Sim, porque a pior ameaça ao capitalismo global é, ironicamente, os EUA,
que de guardião militar, cultural e monetário do mundo unificado, se
tornou uma superpotência desequilibrada, instável, dada a aventuras. Sua
substituição não é fácil, mas é necessária. E não tem a ver com
"imperialismo", "colonialismo" ou "alter-mundialismo", não há
coincidência entre as demandas do capital global e da multidão
insurgente, mas sim que esta pressiona de tal forma a gestão atual do
Império que aquele precisa se rearticular -- e não só existe essa
pressão, mas que os próprios mecanismos atuais são insuficientes.
Boa parte da crise econômica atual se deve às crises americanas internas
que, no entanto, foram exportadas para o globo: o rombo das contas
públicas, por uma guerra patética como a do Iraque, foram pagas pelos
excedentes do mundo emergente, os ajustes nas contas públicas -- que
passavam sim pelo enxutamento de suas forças armadas -- foram protelados
pela emissão desenfreada -- e artificial desvalorização -- do Dólar, as
suas instituições públicas e privadas de regulação financeira
fracassaram clamorosamente, as guerras se voltaram mais para a
satisfação de um esquema protecionista industrial -- no caso, do
complexo bélico-armamentista -- do que na contenção das classes
perigosas.
A aliança entre os Estados "emergentes", Brasil à frente, cada dia mais
suscita uma possibilidade mais segura para o capital. Inclusive porque a
Europa, com o Euro, não conseguiu se tornar a alternativa a Washington.
Mas esses Estados, todos, sustentam e gerenciam, cada qual ao seu modo,
o capitalismo local. É certo que, no caso de sucesso dos Brics, haja um
intercâmbio cada vez maior entre os parceiros em termos de tecnologias
de poder, além de políticas macroeconômicas. E tudo isso serve, a
priori, para a sustentação dos capitais nacionais ou egressos do
"primeiro mundo" que hoje estão radicados em seus territórios.

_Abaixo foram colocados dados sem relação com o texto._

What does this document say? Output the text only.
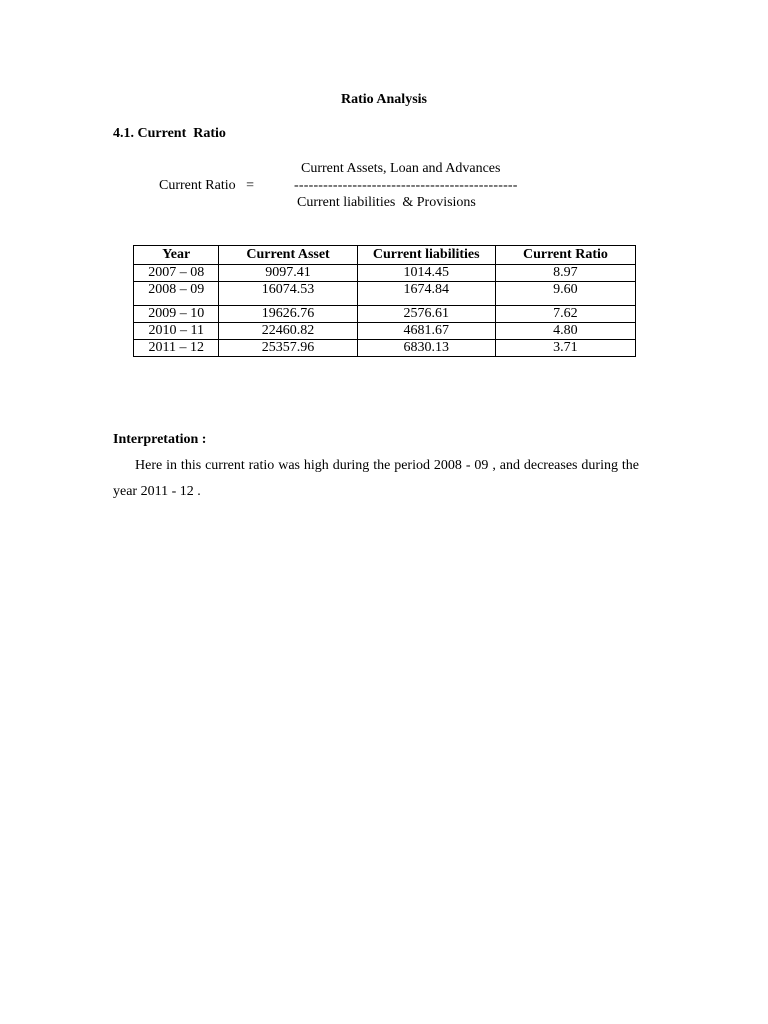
Ratio Analysis
4.1. Current  Ratio
Current Ratio   =
Current Assets, Loan and Advances
----------------------------------------------
Current liabilities  & Provisions
Year	Current Asset	Current liabilities	Current Ratio
2007 – 08	9097.41	1014.45	8.97
2008 – 09	16074.53	1674.84	9.60
2009 – 10	19626.76	2576.61	7.62
2010 – 11	22460.82	4681.67	4.80
2011 – 12	25357.96	6830.13	3.71
Interpretation :
Here in this current ratio was high during the period 2008 - 09 , and decreases during the year 2011 - 12 .
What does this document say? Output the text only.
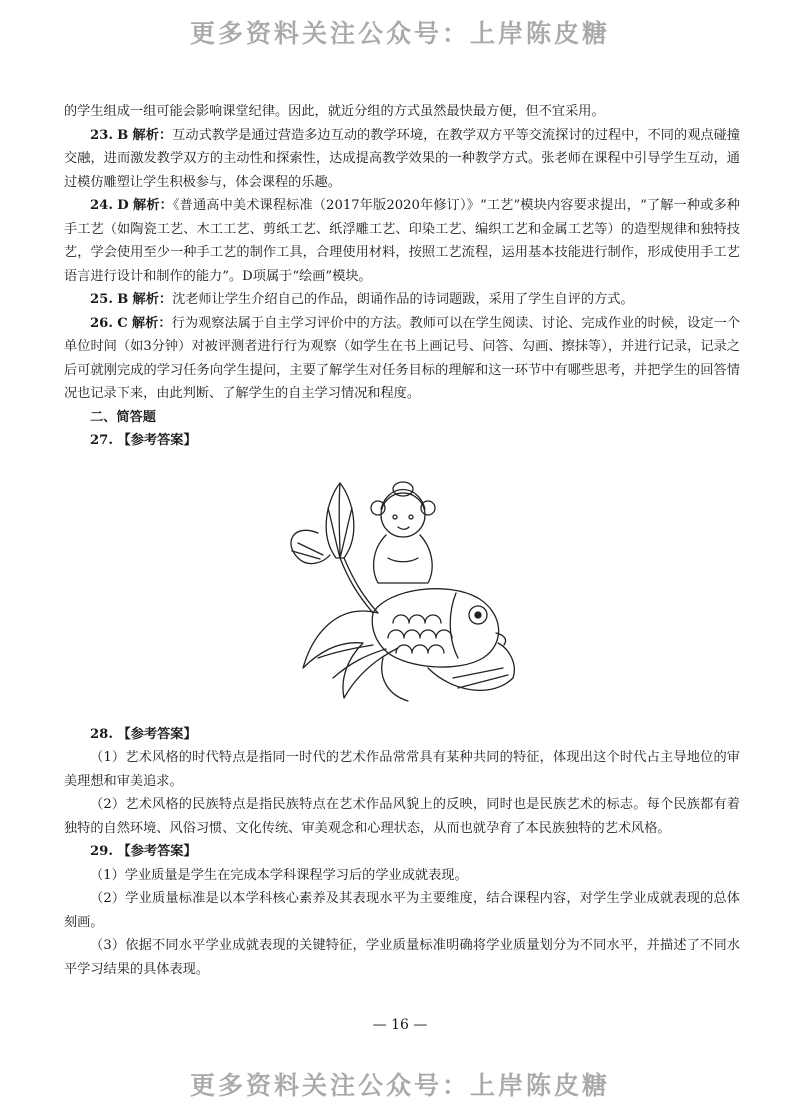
更多资料关注公众号：上岸陈皮糖

的学生组成一组可能会影响课堂纪律。因此，就近分组的方式虽然最快最方便，但不宜采用。

23. B 解析：互动式教学是通过营造多边互动的教学环境，在教学双方平等交流探讨的过程中，不同的观点碰撞交融，进而激发教学双方的主动性和探索性，达成提高教学效果的一种教学方式。张老师在课程中引导学生互动，通过模仿雕塑让学生积极参与，体会课程的乐趣。

24. D 解析：《普通高中美术课程标准（2017年版2020年修订）》“工艺”模块内容要求提出，“了解一种或多种手工艺（如陶瓷工艺、木工工艺、剪纸工艺、纸浮雕工艺、印染工艺、编织工艺和金属工艺等）的造型规律和独特技艺，学会使用至少一种手工艺的制作工具，合理使用材料，按照工艺流程，运用基本技能进行制作，形成使用手工艺语言进行设计和制作的能力”。D项属于“绘画”模块。

25. B 解析：沈老师让学生介绍自己的作品，朗诵作品的诗词题跋，采用了学生自评的方式。

26. C 解析：行为观察法属于自主学习评价中的方法。教师可以在学生阅读、讨论、完成作业的时候，设定一个单位时间（如3分钟）对被评测者进行行为观察（如学生在书上画记号、问答、勾画、擦抹等），并进行记录，记录之后可就刚完成的学习任务向学生提问，主要了解学生对任务目标的理解和这一环节中有哪些思考，并把学生的回答情况也记录下来，由此判断、了解学生的自主学习情况和程度。

二、简答题

27. 【参考答案】

28. 【参考答案】

（1）艺术风格的时代特点是指同一时代的艺术作品常常具有某种共同的特征，体现出这个时代占主导地位的审美理想和审美追求。

（2）艺术风格的民族特点是指民族特点在艺术作品风貌上的反映，同时也是民族艺术的标志。每个民族都有着独特的自然环境、风俗习惯、文化传统、审美观念和心理状态，从而也就孕育了本民族独特的艺术风格。

29. 【参考答案】

（1）学业质量是学生在完成本学科课程学习后的学业成就表现。

（2）学业质量标准是以本学科核心素养及其表现水平为主要维度，结合课程内容，对学生学业成就表现的总体刻画。

（3）依据不同水平学业成就表现的关键特征，学业质量标准明确将学业质量划分为不同水平，并描述了不同水平学习结果的具体表现。

— 16 —
更多资料关注公众号：上岸陈皮糖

Aí, aportamos novamente no Brasil. No mesmo ciclo em que ele
protagonizou, na esfera internacional, alguns dos episódios mais
relevantes em direção à nova ordem mundial -- ao sediar a reunião chave dos Brics e reagir diplomaticamente à ofensiva israelense em Gaza
--, por outro lado, existe uma política de Estado voltada ao
endurecimento com manifestantes; a democracia substituída pela razão
econômica e, também, pelas razões geopolíticas. Realizar a Copa a
qualquer custo é tarefa de honra. Organizar os Estados emergentes,
idem.
A tese da bondade externa do Brasil, quando vista apenas em confronto
com a opacidade de Washington, prevalece, mas ela resta relativizada
quando ponderada à luz de si mesma: o mesmo Brasil que critica a ação em
Gaza é aquele que intercambia intensamente com Israel, inclusive no plano militar, seja na venda de armamentos leves para lá quanto na incorporação de armas e logística israelense na opressão de nossas favelas. Em outras ocasiões, como a ocupação brasileira no Haiti,
temos uma outra página pouco questionada da história brasileira -- que
serve também para a opressão internacional e, também, para o treinamento
para a repressão social no plano interno. A política externa
terceiro-mundista e alternativa importa, também, na exportação de empreiteiras brasileiras para obras questionáveis pelo mundo em desenvolvimento, sobretudo na América Latina.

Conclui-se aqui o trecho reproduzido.